Kegiatan ini menjadi bagian dari komitmen Pemerintah Kabupaten Bombana dalam mewujudkan daerah yang ramah dan aman bagi anak melalui pemenuhan hak serta perlindungan khusus anak.
Rapat tersebut dipimpin langsung oleh Kepala Dinas DP3A Bombana, Mappatang, S.Pi., yang didampingi oleh Sekretaris Dinas.
Dalam sambutannya, Mappatang menegaskan pentingnya evaluasi mandiri sebagai langkah strategis untuk mengukur capaian indikator Kabupaten Layak Anak.

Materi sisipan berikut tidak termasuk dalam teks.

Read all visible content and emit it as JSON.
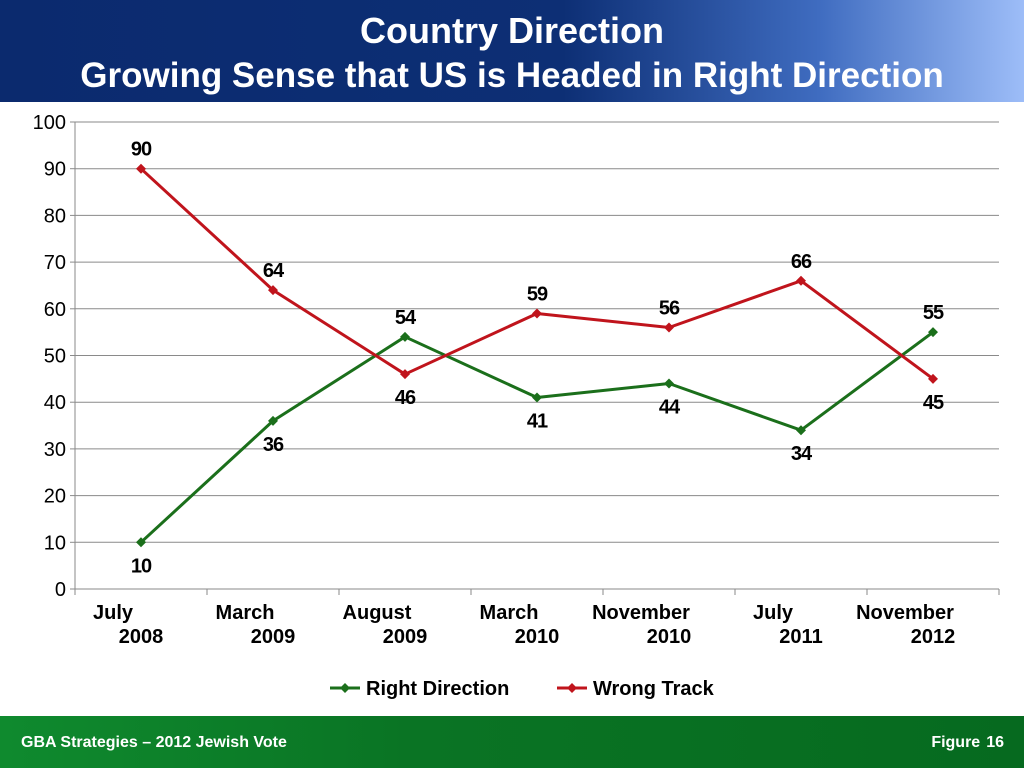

“Evaluasi mandiri ini menjadi cermin bagi kita semua untuk melihat sejauh mana komitmen dan kerja nyata dalam pemenuhan hak anak di Kabupaten Bombana. Semua diharapkan bekerja maksimal, Setiap kegiatan didokumentasikan dan absen kehadiran harus diperhatikan,” ujarnya.
Ia juga menekankan bahwa sinergi antarorganisasi perangkat daerah sangat dibutuhkan untuk mempertahankan dan meningkatkan capaian KLA.
Untuk diketahui, Mappatang baru saja dilantik sebagai Kepala Dinas DP3A Kabupaten Bombana menggantikan Abdul Rahman. Di bawah kepemimpinannya, diharapkan penguatan koordinasi dan inovasi program perlindungan anak semakin optimal.
Dalam rapat tersebut dibahas secara rinci lima klaster utama Kabupaten Layak Anak.
Klaster pertama adalah Hak Sipil dan Kebebasan, yang meliputi kepemilikan akta kelahiran, akses informasi layak anak, serta partisipasi anak dalam forum anak daerah.
Klaster kedua yakni Lingkungan Keluarga dan Pengasuhan Alternatif, yang mencakup upaya pencegahan perkawinan anak, penguatan peran keluarga dalam pengasuhan, serta penyediaan layanan pengasuhan alternatif bagi anak yang membutuhkan perlindungan khusus.
Selanjutnya Klaster Ketiga tentang Kesehatan Dasar dan Kesejahteraan, meliputi penurunan angka stunting, peningkatan cakupan imunisasi, pelayanan kesehatan ramah anak, serta pemenuhan gizi seimbang bagi anak.
Klaster keempat adalah Pendidikan, Pemanfaatan Waktu Luang, dan Kegiatan Budaya, yang berfokus pada wajib belajar 12 tahun, sekolah ramah anak, ketersediaan ruang bermain ramah anak, serta pengembangan kreativitas dan bakat anak.
Adapun Klaster Kelima yakni Perlindungan Khusus, yang mencakup perlindungan anak korban kekerasan, eksploitasi, dan diskriminasi; anak berhadapan dengan hukum; anak dalam situasi darurat; hingga penguatan layanan pengaduan dan pendampingan.
Melalui evaluasi ini, DP3A Bombana berharap seluruh indikator KLA dapat terpenuhi secara optimal demi terwujudnya Kabupaten Bombana sebagai Kabupaten Layak Anak yang berkelanjutan.